Wycinać drzewa... obce są sosny?Nic podobnego, sosny na wybrzeżu to ewenement.Doskonale trzymają piaszczysty grunt, nie osuwa się i nie następuje erozja gleby.Sosny które się wycina rosły tutaj na terenie wyspy Wolin od stuleci.
Popieram to co napisał ZEZ. Mieszkańcy nie niszczą parku. Mam też zastrzeżenia do straży leśnej, która z dużą szybkością jeżdzi po lesie autami (nieoznakowanymi). I to nie po głównej drodze prowadzącej do żubrów a ścieżkami.
No tak lepiej by wszystko pognilo w lesie niz by ludzie mogli zjesc ze smakiem.Niczym pies ogrodnika :] Panie Jakuczun a czy Pan lubi grzyby?Nie ma Pan w swojej spiżarce ani jednego? Mozecie Nas w nos pocalowac.Sami wiecej szkody niesiecie glosnymi, paliwozernymi i emitujacymi tlenki azotu, siarki oraz węgla samochodami jezdzacymi po parku.

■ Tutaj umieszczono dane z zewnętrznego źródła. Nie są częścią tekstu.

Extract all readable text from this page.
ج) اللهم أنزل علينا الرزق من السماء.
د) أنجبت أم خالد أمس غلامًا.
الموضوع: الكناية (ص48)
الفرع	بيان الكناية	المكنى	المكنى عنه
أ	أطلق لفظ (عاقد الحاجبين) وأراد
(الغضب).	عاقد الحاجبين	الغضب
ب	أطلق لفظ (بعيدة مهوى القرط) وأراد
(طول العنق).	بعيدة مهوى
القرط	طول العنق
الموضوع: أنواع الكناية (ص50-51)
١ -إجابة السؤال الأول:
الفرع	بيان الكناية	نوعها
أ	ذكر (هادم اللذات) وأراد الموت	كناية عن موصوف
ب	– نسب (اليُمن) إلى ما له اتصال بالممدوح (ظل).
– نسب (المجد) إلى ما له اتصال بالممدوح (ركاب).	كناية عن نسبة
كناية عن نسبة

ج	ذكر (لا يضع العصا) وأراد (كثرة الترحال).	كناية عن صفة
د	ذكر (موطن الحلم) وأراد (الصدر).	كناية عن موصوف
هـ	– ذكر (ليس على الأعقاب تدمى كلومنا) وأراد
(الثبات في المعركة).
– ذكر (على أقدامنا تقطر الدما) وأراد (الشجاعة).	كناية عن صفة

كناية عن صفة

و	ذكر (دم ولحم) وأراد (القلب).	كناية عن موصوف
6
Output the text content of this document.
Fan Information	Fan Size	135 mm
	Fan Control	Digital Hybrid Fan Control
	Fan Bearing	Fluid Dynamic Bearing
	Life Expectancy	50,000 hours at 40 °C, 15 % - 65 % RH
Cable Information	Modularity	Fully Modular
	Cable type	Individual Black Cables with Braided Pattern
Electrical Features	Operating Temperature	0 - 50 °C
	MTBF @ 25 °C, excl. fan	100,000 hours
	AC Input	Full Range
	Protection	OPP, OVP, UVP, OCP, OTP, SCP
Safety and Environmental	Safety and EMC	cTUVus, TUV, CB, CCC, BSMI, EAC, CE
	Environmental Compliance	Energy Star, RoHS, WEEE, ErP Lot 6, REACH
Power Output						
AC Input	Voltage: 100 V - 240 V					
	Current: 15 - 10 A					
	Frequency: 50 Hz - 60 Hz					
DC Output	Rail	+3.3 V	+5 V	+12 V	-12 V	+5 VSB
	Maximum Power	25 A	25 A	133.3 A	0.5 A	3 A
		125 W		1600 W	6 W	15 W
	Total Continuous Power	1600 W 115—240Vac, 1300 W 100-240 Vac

byłem ostatnio na grzybobraniu w wpn.. strasznie się nawaliłem blowarem i zgubiłem wszystkie zebrane muchomorki:/
Popieram wszystkie komentarze w 100% !!
psy płoszą zwierzęta, a jadący autem strażnicy to co?? przecież rowerami nie jeżdzą ??
Zez ja też cie popieram!!
ale wycinac drzewa to moga ciekawe
Dobrze napisałeś Zez popieram ciebie.
Zakazy niczemu dobremu nie służą.Kiedyś nie było zakazów, respektowaliśmy zakaz wstępu do rezerwatów.Zbieraliśmy grzyby jak nasi rodzice i dziadkowie którzy się tu osiedlili.Wiedzieliśmy, ze za rok przyjdziemy tu znów.Proszę zwrócić uwagę, że mieszkańcy okolicznych miast, wsi i osad nigdy nie niszczyli Parku jak jeszcze nie był parkiem narodowym.To dobro wspólne.Zakaz powinien dotyczyć turystów, którzy nie bacząc na dobro przyrody depczą co popadnie.My omijamy muchomory nie depcząc ich i nie kopiąc butami.Przenoszenie nasion, dyskusyjna sprawa.Więcej obcych nasion przenoszą ptaki, nadtrawione w ich przewodzie pokarmowym są przenoszone z odchodami wiele kilometrów i mają wtedy zdolność do kiełkowania.Niedługo w parku będą rosły cisy, właśnie są czerwone owoce, mięsista słodka jadalna otoczka jest przysmakiem wielu ptaków.Pesteczka z nasionkiem wraz z ptakami i ich odchodami wędruje po Parku.Pies na smyczy żadnego dzikiego zwierza nie spłoszy.Odpowiedzialność to podstawa.Zakazami nikt nikogo niczego nie nauczył.